Dunque io farei tre link, “principianti”, “livello medio”,”esperti”, questo se vuoi che sia veramente un sito fruibile ai più, dunque un vero cepu del gioco a scacchi.

 Per gli esperti, ai quali per ora tu ti rivolgi (così mi pare di percepire), giocherei sicuramente sull’auto ironia ben riuscita, ma anche sull’eco di scire e reminisci, il conoscere aperto da un ricordare, specie per partite che hanno segnato la storia nel gioco scacchistico, e sono pertanto con diverso grado di consapevolezza patrimonio collettivo e non solo individuale.

Inoltre, non posso mancare di suggerirti di realizzare un link (magari brevissimo) sulla storia degli scacchi; a tal riguardo c’è il bellissimo libro di Chiara Frugoni,Occhiali, bottoni ed altre invenzioni medievali, Laterza 2002,che traccia una sintesi dei giochi “inventati” dagli uomini nel medioevo, tra cui anche il gioco degli scacchi.

In tal modo si accompagna il lettore nei molteplici itinerari che un gioco, come quello degli scacchi, può offrire,con quella libertà di avanzare e tornare indietro, che sola propizia profonde riflessioni e ripensamenti, e fa meglio abitare in diversi anni e secoli, cogliendone involuzioni e progressi, con una curiosità di comparazione,che solo la partita a scacchi riesce a soddisfare.

Tutte queste mie osservazioni, scaturiscono da una lettura veloce del sito da te realizzato, mi scuso per il linguaggio inappropriato.Certamente non ho gli strumenti adatti per capire molto di quello che hai scritto,ma l’intenzione nei suggerimenti resta certamente delle migliori.

Se fosse stato vivo mio padre, sono certa che avrebbe apprezzato una simile iniziativa, dal momento che amava il gioco degli scacchi, che per me resta un mondo inaccessibile.
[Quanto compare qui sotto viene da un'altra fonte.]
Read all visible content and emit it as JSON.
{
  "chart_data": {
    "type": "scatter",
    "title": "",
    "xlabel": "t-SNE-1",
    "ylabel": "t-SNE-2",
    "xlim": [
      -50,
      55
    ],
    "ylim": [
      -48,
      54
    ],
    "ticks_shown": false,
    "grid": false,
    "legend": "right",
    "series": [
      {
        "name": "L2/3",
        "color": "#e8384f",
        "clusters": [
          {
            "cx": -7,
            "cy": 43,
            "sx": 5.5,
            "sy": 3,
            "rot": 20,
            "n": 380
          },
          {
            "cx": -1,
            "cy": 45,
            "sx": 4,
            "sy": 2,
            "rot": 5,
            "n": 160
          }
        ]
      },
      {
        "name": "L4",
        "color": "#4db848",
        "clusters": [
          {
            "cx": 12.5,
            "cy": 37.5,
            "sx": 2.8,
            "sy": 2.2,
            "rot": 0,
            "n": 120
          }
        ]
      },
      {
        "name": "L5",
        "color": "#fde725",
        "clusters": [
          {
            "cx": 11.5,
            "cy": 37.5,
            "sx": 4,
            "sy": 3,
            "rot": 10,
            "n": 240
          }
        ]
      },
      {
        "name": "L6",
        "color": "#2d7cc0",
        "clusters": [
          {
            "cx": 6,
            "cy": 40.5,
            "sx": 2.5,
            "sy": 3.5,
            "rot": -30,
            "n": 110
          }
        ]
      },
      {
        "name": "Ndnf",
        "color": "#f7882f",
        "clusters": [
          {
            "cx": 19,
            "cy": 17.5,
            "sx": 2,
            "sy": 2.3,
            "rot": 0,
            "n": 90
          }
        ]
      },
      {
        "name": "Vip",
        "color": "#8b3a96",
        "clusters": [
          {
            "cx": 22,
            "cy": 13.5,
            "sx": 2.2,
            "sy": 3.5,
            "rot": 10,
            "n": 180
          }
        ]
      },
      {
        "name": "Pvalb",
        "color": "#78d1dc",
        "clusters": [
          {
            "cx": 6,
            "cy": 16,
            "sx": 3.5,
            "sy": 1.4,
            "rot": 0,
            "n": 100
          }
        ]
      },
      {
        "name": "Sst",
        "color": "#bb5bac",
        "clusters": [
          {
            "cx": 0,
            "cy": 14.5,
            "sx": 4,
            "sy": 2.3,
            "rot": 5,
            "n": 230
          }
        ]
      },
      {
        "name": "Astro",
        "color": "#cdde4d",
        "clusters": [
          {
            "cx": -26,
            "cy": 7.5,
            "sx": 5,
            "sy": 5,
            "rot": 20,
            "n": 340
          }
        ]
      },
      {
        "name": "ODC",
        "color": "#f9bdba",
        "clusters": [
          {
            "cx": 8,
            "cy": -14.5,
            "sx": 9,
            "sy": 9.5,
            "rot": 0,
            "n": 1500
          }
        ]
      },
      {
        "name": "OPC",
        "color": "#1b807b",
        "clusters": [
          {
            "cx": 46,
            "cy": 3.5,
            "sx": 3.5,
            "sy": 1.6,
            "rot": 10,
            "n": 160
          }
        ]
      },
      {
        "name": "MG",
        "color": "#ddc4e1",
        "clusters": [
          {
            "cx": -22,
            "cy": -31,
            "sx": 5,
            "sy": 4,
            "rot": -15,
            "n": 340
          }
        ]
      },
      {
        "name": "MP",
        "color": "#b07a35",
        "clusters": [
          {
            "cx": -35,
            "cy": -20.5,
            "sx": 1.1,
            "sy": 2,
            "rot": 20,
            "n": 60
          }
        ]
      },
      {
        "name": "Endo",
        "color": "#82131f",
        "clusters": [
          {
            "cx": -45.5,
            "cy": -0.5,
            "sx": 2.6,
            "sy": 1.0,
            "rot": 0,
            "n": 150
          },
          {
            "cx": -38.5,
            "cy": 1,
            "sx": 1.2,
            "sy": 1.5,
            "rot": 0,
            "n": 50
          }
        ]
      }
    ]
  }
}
Con queste buone intenzioni ti saluto, appena il mio amico mi invia l’e-mail, avrò cura di rigirartela, perlomeno con lui avrai modo di parlare nella stessa lingua.

Ti auguro un buon proseguimento di giornata

AnnaTeresa.

 

 Ok,lo so ora i  puristi osserveranno che gli scacchi antichi nascono in India , in Persia o forse addirittura in Cina , ma non furono gli uomini del medioevo , i giocatori della scuola italiana , che trasformarono il gioco velocizzandolo? Non fu il medioevo a trasformare il Vizir di araba memoria nella potentissima ed intraprendente Regina?  Detto questo, non posso non rileggere in queste righe un suggerimento editoriale , un'idea che sta alla base del lapsus freudiano con cui si definisce sito un modesto blog......e se davvero fosse questa l'evoluzione?Se davvero  fosse arrivato il momento di differenziare le pagine di Managazz  e  di trasformarlo in sito con tanto di motore di ricerca ? Se fosse arrivato il momento di razionalizzare il flusso alluvionale delle informazioni ? Se fosse davvero il caso di creare  spazi   differenti fra loro , ma comunque coerenti , in modo che tutti potessero trovare la dimensione utile a progredire o semplicemente ricavare occasioni di relax e divertimento?

Onestamente,solo 15 mesi fa, tutto questo mi sembrava bello , ma sinceramente difficile da realizzare...oggi , questo testo ragionato e saggiamente argomentato , ma soprattutto emotivamente  vivo e partecipe , mi sembra molto ma molto vicino a ciò che sento utile e concretamente fattibile per evolvere ulteriormente questo piccolo ma operoso blog . Ed è con questo spirito che Managazz si rimette in cammino anche per il 2008 !!!!!